Her Campus Illinois had Assembly Hall all to ourselves when we sat down to interview sophomore Djordje (pronounced Georgie) Gasic, founder of the music blog Urbana Poppin Champaign (clever, right??). With an obvious passion for music and a drive that has landed him some amazing opportunities, Djordje is surely on the path to success. Read AND watch the interview below!
DG: I was born in Belgrade, Serbia but moved to Michigan when I was about two years old. I currently attend the University of Illinois in Urbana-Champaign.
DG: I am an undeclared student in DGS but am looking into majoring in Economics with a minor in Computer Science.
DG: I got involved in the music industry at the age of 15 by making beats. Through that I met my good friend Filip Filipi, who I have been helping manage for the last couple of years under the Filipi Music Group imprint which specializes in virtually all aspects of the entertainment industry; from music production to event hosting, graphics design, artist promotion and marketing. While I was in high school (I grew up in Ann Arbor, Michigan) I promoted shows for artists such as Big Sean, Mike Posner, Wiz Khalifa, Chip Tha Ripper, and more. This allowed me to start building a heavy contact list at a young age and essentially put my foot in the industries door. I've worked on events and promotions all over the world from the Paris Hip Hop festival to events in my homeland of Serbia.
DG: I believe you can find inspiration in anything so I've always had momentum to keep going and do whatever it is I want to do. People I've looked up to all my life include revolutionaries like Che Guevara, great minds like Nikola Tesla, and hard working people like my own father.

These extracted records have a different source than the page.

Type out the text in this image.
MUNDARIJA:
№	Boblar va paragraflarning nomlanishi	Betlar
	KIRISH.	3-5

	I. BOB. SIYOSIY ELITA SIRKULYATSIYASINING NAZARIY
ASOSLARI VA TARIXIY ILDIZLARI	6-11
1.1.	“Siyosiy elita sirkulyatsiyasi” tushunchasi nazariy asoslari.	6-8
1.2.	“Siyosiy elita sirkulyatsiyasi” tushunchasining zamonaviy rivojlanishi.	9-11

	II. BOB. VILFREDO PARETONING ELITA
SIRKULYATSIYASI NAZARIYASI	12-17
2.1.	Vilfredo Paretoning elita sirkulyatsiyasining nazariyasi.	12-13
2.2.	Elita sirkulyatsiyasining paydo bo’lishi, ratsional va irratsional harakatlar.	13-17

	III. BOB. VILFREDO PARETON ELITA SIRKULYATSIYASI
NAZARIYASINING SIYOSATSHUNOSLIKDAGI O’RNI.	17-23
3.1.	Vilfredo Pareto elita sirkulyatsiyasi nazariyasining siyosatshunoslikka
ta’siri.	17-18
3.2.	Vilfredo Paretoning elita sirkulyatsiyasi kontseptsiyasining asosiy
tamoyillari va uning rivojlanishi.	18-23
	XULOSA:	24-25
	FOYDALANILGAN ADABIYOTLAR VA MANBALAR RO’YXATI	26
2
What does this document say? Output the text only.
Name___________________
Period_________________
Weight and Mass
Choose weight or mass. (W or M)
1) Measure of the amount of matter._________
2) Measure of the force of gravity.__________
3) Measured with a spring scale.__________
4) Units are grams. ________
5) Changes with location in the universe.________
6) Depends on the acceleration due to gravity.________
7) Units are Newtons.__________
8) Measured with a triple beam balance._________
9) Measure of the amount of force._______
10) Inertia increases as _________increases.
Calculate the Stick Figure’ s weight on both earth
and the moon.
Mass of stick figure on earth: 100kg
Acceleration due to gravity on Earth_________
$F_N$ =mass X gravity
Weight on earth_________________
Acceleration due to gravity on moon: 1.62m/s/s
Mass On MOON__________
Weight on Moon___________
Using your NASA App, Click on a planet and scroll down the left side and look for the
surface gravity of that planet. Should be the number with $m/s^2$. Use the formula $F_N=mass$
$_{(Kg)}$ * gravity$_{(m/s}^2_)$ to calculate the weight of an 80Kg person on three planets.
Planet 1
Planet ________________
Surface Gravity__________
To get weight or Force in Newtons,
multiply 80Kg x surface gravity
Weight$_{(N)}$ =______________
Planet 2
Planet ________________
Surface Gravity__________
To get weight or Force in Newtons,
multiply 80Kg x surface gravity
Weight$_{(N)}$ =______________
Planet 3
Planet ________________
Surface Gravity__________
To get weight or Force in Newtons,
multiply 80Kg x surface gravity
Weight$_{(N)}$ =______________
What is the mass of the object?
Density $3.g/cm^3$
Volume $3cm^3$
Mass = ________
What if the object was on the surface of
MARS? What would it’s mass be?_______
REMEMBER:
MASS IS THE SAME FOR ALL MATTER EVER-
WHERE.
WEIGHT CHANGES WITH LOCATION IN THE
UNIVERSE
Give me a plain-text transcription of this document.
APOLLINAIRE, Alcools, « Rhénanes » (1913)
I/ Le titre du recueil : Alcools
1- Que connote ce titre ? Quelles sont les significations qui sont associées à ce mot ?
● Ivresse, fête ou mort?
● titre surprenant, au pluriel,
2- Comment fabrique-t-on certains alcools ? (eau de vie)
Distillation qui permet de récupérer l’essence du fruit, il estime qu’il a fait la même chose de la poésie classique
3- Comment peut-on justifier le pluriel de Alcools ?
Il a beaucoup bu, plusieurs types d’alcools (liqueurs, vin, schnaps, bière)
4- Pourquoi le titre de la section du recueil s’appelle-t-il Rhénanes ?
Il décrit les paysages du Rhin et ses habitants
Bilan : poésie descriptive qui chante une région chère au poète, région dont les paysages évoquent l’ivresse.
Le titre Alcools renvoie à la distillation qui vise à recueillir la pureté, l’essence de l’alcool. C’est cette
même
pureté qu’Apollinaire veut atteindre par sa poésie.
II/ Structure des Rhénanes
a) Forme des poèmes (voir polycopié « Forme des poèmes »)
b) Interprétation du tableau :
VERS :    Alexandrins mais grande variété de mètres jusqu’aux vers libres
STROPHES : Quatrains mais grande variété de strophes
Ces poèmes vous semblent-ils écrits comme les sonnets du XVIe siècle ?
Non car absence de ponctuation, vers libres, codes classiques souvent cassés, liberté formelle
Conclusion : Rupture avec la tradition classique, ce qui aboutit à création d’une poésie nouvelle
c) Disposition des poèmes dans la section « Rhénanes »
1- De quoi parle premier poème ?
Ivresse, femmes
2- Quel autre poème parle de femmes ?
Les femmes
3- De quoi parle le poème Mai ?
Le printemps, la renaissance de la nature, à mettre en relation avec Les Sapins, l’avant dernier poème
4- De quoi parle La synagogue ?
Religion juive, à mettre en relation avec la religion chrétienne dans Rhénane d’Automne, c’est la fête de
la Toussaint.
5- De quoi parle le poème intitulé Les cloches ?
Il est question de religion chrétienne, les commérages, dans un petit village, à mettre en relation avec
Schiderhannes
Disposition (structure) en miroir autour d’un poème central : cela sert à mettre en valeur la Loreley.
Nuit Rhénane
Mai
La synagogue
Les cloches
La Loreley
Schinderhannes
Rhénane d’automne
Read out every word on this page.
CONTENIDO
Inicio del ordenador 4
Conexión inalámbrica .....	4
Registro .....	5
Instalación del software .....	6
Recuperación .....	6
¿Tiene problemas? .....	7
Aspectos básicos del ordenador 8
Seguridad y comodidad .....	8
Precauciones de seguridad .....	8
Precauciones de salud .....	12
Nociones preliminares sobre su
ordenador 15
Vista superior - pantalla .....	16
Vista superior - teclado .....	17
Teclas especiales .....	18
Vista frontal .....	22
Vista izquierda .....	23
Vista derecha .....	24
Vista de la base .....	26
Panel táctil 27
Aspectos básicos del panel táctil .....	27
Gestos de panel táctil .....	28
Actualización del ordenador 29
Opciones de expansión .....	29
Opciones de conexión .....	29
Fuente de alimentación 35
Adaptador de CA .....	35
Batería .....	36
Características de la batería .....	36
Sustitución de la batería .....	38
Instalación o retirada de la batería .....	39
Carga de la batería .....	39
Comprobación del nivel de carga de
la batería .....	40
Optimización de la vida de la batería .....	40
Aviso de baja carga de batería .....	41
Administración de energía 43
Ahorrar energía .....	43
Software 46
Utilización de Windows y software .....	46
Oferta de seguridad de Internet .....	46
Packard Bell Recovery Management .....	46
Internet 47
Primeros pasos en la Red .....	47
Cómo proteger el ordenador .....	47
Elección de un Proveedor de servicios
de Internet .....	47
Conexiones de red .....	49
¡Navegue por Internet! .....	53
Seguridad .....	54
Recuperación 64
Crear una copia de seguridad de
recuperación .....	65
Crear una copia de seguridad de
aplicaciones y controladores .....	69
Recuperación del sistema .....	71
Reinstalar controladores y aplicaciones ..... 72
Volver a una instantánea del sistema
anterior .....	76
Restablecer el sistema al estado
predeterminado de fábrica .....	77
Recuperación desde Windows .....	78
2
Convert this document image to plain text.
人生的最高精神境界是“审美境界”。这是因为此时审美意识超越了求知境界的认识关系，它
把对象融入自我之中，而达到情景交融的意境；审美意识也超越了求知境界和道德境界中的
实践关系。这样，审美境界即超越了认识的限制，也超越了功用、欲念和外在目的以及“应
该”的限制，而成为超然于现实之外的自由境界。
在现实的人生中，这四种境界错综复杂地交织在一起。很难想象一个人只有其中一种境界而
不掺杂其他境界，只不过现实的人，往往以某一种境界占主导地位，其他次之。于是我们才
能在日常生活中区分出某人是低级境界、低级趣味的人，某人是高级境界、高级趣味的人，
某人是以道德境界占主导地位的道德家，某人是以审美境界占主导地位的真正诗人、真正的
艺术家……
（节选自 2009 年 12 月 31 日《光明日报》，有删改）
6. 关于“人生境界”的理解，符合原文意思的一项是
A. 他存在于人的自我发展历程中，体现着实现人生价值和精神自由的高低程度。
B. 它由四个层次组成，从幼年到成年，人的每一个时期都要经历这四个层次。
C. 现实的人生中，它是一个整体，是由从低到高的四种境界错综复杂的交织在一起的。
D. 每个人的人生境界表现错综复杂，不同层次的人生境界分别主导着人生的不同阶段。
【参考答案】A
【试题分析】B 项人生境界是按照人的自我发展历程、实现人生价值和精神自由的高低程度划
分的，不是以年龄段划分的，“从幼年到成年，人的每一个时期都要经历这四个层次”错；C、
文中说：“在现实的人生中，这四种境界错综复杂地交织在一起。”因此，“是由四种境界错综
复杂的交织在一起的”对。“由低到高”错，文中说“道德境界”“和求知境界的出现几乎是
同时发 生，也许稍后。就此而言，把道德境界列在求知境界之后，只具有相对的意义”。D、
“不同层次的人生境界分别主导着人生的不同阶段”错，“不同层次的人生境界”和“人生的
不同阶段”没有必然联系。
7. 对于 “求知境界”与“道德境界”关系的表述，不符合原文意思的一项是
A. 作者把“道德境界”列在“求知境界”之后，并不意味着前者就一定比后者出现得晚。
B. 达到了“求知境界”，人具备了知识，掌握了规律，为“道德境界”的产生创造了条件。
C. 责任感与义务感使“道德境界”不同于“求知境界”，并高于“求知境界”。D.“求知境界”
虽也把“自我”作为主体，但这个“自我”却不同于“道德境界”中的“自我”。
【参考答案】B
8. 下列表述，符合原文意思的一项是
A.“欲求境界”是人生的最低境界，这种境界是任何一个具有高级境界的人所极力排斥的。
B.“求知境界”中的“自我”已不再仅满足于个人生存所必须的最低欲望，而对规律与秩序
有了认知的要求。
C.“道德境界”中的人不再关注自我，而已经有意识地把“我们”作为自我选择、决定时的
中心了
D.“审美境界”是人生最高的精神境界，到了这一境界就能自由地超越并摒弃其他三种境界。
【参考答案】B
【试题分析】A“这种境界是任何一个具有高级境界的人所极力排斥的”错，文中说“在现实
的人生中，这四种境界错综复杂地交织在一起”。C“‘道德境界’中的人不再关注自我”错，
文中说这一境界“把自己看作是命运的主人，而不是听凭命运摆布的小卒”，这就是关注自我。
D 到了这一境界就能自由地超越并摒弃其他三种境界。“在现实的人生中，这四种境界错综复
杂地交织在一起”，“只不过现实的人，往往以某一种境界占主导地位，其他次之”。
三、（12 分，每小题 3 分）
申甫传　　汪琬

DG: UPC was created my incoming freshman year so I could share my musical preferences with my friends and peers while I was away at school. Since then it has expanded and now includes a full team of people working and writing. We produce a lot of exclusive content such as recaps of many on-campus concerts/shows, exclusive artist interviews, and editorial pieces.
DG: Aside from the staff, which includes writers, graphics designers, video editors, and directors, we are working on a number of projects with on- and off-campus organizations. We are always looking to collaborate with interested students on campus who are creative and music enthusiasts. One of our major projects for this semester is organizing the entertainment schedule for College Fashion Week. This includes booking artists, locking up venues, and making sure that people have good music to vibe to while they're out attending the CFW events. Also, we're currently working on putting together a compilation CD with one of the fastest growing online song lyric communities, Rap Genius. The project is full of up & coming artists, as well as some more established names people will be familiar with.
DG: Working at Complex was an overall great learning and networking experience. Going in, I was initially a marketing intern and was helping with marketing plans for many of their clients. Complex isn't just a magazine, but an entire media network. When companies need rebranding they come to them and get paired up with a new and hip product to essentially be resold to the public with. Some examples are the Dr. Pepper/Big Sean, Reebok/Swizz Beats, and McDonalds Flavor Battle campaigns I was working on. Being the music junkie that I am however, I wanted to reach out to another department I was very interested in, which was editorial. I did what no other intern there (to my knowledge) has ever done and was actually working with both sides of the office, the business people and the creatives. I was able to publish articles for their music, girls, and style channels while working there. This was a great experience because it allowed me to network with virtually everyone in the office, people who I wouldn't necessarily have been able to network with if I just stayed in one department.
DG: That's always a tough question to answer. I hope to be working for a record label in NYC as an A&R or a marketing director. Either that, or my fault-proof plan to make a million before 25 will have been properly executed and I'll be hanging out at an undisclosed location on the Adriatic.
DG: To finish up college and start doing what I love full time. I've been held back and have turned down many great opportunities that some people would given an arm or a leg for, just because I feel its important that I finish school first. And also because I'll be old enough by then (laughs). I remember having to lie about my age a lot when doing business with many of these industry people. No one would take a 17 year old serious.